Kevin Darcy kcd at daimlerchrysler.com
Wed Feb 22 02:38:52 UTC 2006


Kimi Ostro wrote:

>On 03/02/06, Kevin Darcy <kcd at daimlerchrysler.com > wrote:
>  
>
>>Not quite. My answer is "try it and see". In some situations, forwarding
>>opportunistically (i.e. forward "first" instead of forward "only") makes
>>sense from a performance standpoint.
>>    
>>
>
>Sorry for the lengthy delay in replying.
>
>I see, well I am not really looking so much from a performance side of
>things to be honest, although still it is nice to know. I have always
>thought there was too much emphasis on performance, more interested in
>integrity and stability.
>
>There are a number of factors that
>  
>
>>play into this, but they basically boil down to cache-hit ratios, the
>>reliability/performance of your forwarders, and the latency of your
>>connectivity to those forwarders, relative to your latency, and their
>>latency, to the Internet at large.
>>    
>>
>
>
>hmmm.. this is probably where that lapse in lookups comes from every once in
>a short-while. In most cases looks are in milliseconds, but there are times
>when it can take 4/5 seconds to do a lookup.
>
>To expand a little bit on cache-hit
>  
>
>>ratios: if the names you're looking up are very popular ( e.g. yahoo.com,
>>msn.com , google.com, chrysler.com :-) with the forwarder's other
>>clients, and happen to have reasonable TTL values, then the chances of a
>>particular name being in the cache are high, and when the answer comes
>>from cache, from a non-overloaded nameserver, with good, non-overloaded
>>network infrastructure between that nameserver and yours, then it's
>>going to be fast. Sometimes cache-hit ratios can be affected by things
>>like timezone, e.g. one of the forwarder's big clients is in a time zone
>>1 hour ahead of yours, so their users logging on in the morning populate
>>the forwarders' cache with, say, www.ebay.com , etc. entries and so the
>>cache is "hot" by the time your users are logging on, and you reap the
>>benefits of their query-latency times. Bear in mind that since you're
>>caching locally, in addition to your forwarders caching, and since DNS
>>is designed for all cache entries derived from the same lookup from an
>>authoritative nameserver, to time out simultaneously, that TTL values do
>>not primarily determine the cache-hit-ratio benefit you get by
>>forwarding.
>>    
>>
>
>
>I think this is where I haven't explained my self properly and shot my email
>off before giving more details --naughty me.
>
>Basically, at the moment my setup contains three nameservers, two are
>authoratative (master/slave) and one is a recursing cache. I done away with
>forwarding in the sense that using the ISPs DNS servers is probably not the
>best way after reading lots of information on how DNS is supposed to work
>and things like DNS poisoning, blah blah.
>
>So basically the caching nameserver forwards all querys for my local network
>to my authoratative slave as I set it as the default in all the resolvers.

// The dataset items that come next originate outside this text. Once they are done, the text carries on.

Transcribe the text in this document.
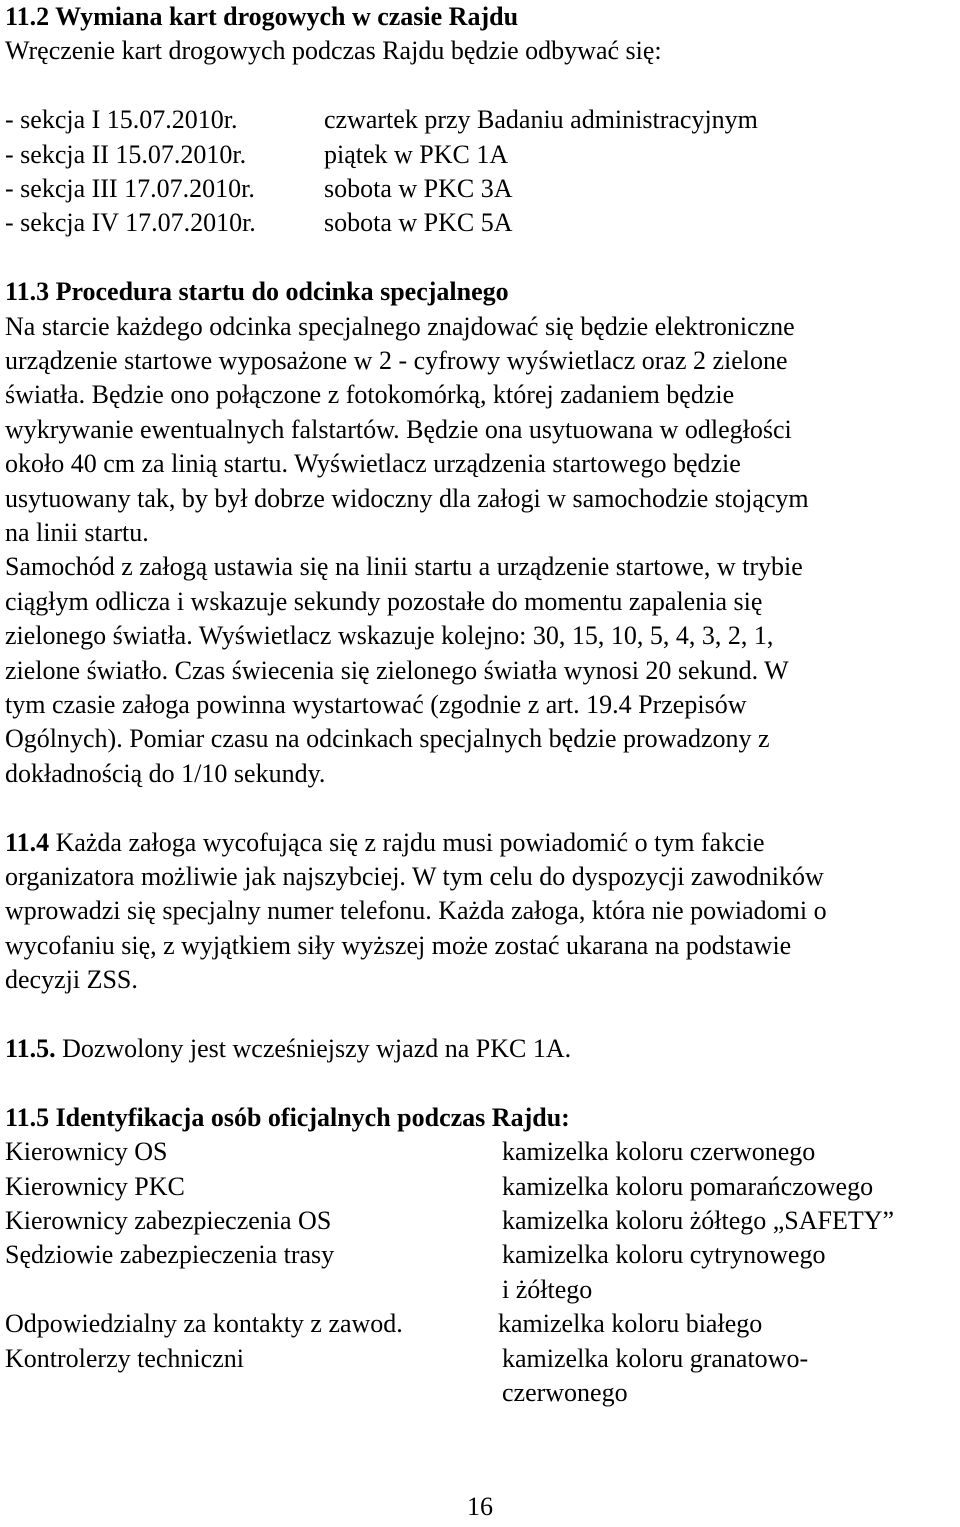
11.2 Wymiana kart drogowych w czasie Rajdu

Wręczenie kart drogowych podczas Rajdu będzie odbywać się:

- sekcja I 15.07.2010r.	czwartek przy Badaniu administracyjnym
- sekcja II 15.07.2010r.	piątek w PKC 1A
- sekcja III 17.07.2010r.	sobota w PKC 3A
- sekcja IV 17.07.2010r.	sobota w PKC 5A

11.3 Procedura startu do odcinka specjalnego

Na starcie każdego odcinka specjalnego znajdować się będzie elektroniczne

urządzenie startowe wyposażone w 2 - cyfrowy wyświetlacz oraz 2 zielone

światła. Będzie ono połączone z fotokomórką, której zadaniem będzie

wykrywanie ewentualnych falstartów. Będzie ona usytuowana w odległości

około 40 cm za linią startu. Wyświetlacz urządzenia startowego będzie

usytuowany tak, by był dobrze widoczny dla załogi w samochodzie stojącym

na linii startu.

Samochód z załogą ustawia się na linii startu a urządzenie startowe, w trybie

ciągłym odlicza i wskazuje sekundy pozostałe do momentu zapalenia się

zielonego światła. Wyświetlacz wskazuje kolejno: 30, 15, 10, 5, 4, 3, 2, 1,

zielone światło. Czas świecenia się zielonego światła wynosi 20 sekund. W

tym czasie załoga powinna wystartować (zgodnie z art. 19.4 Przepisów

Ogólnych). Pomiar czasu na odcinkach specjalnych będzie prowadzony z

dokładnością do 1/10 sekundy.

11.4 Każda załoga wycofująca się z rajdu musi powiadomić o tym fakcie

organizatora możliwie jak najszybciej. W tym celu do dyspozycji zawodników

wprowadzi się specjalny numer telefonu. Każda załoga, która nie powiadomi o

wycofaniu się, z wyjątkiem siły wyższej może zostać ukarana na podstawie

decyzji ZSS.

11.5. Dozwolony jest wcześniejszy wjazd na PKC 1A.

11.5 Identyfikacja osób oficjalnych podczas Rajdu:

Kierownicy OS	kamizelka koloru czerwonego
Kierownicy PKC	kamizelka koloru pomarańczowego
Kierownicy zabezpieczenia OS	kamizelka koloru żółtego „SAFETY”
Sędziowie zabezpieczenia trasy	kamizelka koloru cytrynowego
i żółtego
Odpowiedzialny za kontakty z zawod.	kamizelka koloru białego
Kontrolerzy techniczni	kamizelka koloru granatowo-
czerwonego
16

>Obviously now, if the authoratative servers don't have the information, the
>caching server will want to find the query if possible from else where, and
>so the story goes on.
>
>cache.kimi.home 's named.conf:
>view "internal.kimi.home" {
>
> zone "." {
>  type hint;
>  file "master/root.cache";
> };
>
> zone "localhost" in {
>  type master;
>  file "master/mst.localhost.db";
> };
>
> zone "0.0.127.in-addr.arpa" in {
>  type master;
>  file "master/mst.loopback.rv";
> };
>
> zone "kimi.home" in {
>  type forward;
>  forwarders { 192.168.1.212; 192.168.1.211; };
> };
>
> zone "1.168.192.in-addr.arpa" in {
>  type forward;
>  forwarders { 192.168.1.212; 192.168.1.211; };
> };
>
>};
>
>This was the only working config I could get working near to the way I
>"wanted".
>
>Now what I was thinking of doing this:
>
>new master.kimi.home's named.conf:
>view "internal.kimi.home" {
>
> zone "." {
>  type forward;
>  forwarders { 192.168.1.210; };
> };
>
> zone "localhost" in {
>  type master;
>  file "master/mst.localhost.db";
> };
>
> zone "0.0.127.in-addr.arpa" in {
>  type master;
>  file "master/mst.loopback.rv";
> };
>
> zone "kimi.home" in {
>  type master;
>  file "master/mst.kimi.home.db";
> };
>
> zone "1.168.192.in-addr.arpa" in {
>  type master;
>  file "master/mst.kimi.home.rv";
> };
>
>};
>
>the forwarder in the declaration is only a recursive caching nameserver,
>itself does no forwarding to the ISP's dns servers.
>
>If you're the *only* client looking up a particular name
>  
>
>>through a particular forwarder, for example, then it doesn't matter
>>whether the TTL is set to 1 second or 1 year, your cache entry for that
>>name, and the forwarder's cache entry, are going to time out
>>simultaneously, so there is going to be a latency hit on the next lookup
>>(obviously the TTL values are, as always, going to have a *local* impact
>>in terms of the latency-versus-memory tradeoff). What is more important
>>than TTLs in an absolute sense, is whether the timing and frequency of
>>the forwarders' other clients' lookups, *relative* to the pertinent TTL
>>values, is going to result in them taking the latency hits for you to
>>populate the forwarders' cache in such a way as to speed up your
>>lookups. That's going to be a highly-situational thing, something that
>>is very subject to tuning and, in extreme cases, perhaps even a bit of a
>>Prisoner's Dilemma (e.g. if they have a big batch job that looks up a
>>bunch of domain names, and you have a similar batch job looking up many
>>of the same names, and you schedule your job to follow theirs by a
>>particular time increment, in order to benefit from the cache-hit ratio
>>that their batch job enhances, they may eventually give up forwarding
>>because it's not giving them any benefit, and you both may end up having
>>to fend for yourselves).
>>    
>>
>
>
>Being that I am still learning DNS and more so BIND, I haven't managed to
>work out how other people get this to work. There has to have been other
>people who wanted a similar setup? that being one non-forwarding recursive
>caching nameserver for all the querys that cannot be answered by the
>authoritative nameservers for the internal network, with clients/resolvers
>only having the authoritative nameservers listed.
>
>       [.]
>        |
>     [cache]
>     /      \
> [master] [slave]
>      |    |
>     [client]
>
>But, more often than not, forwarding is used inappropriately, without
>  
>
>>the proper testing and measurement to see if it is warranted or not.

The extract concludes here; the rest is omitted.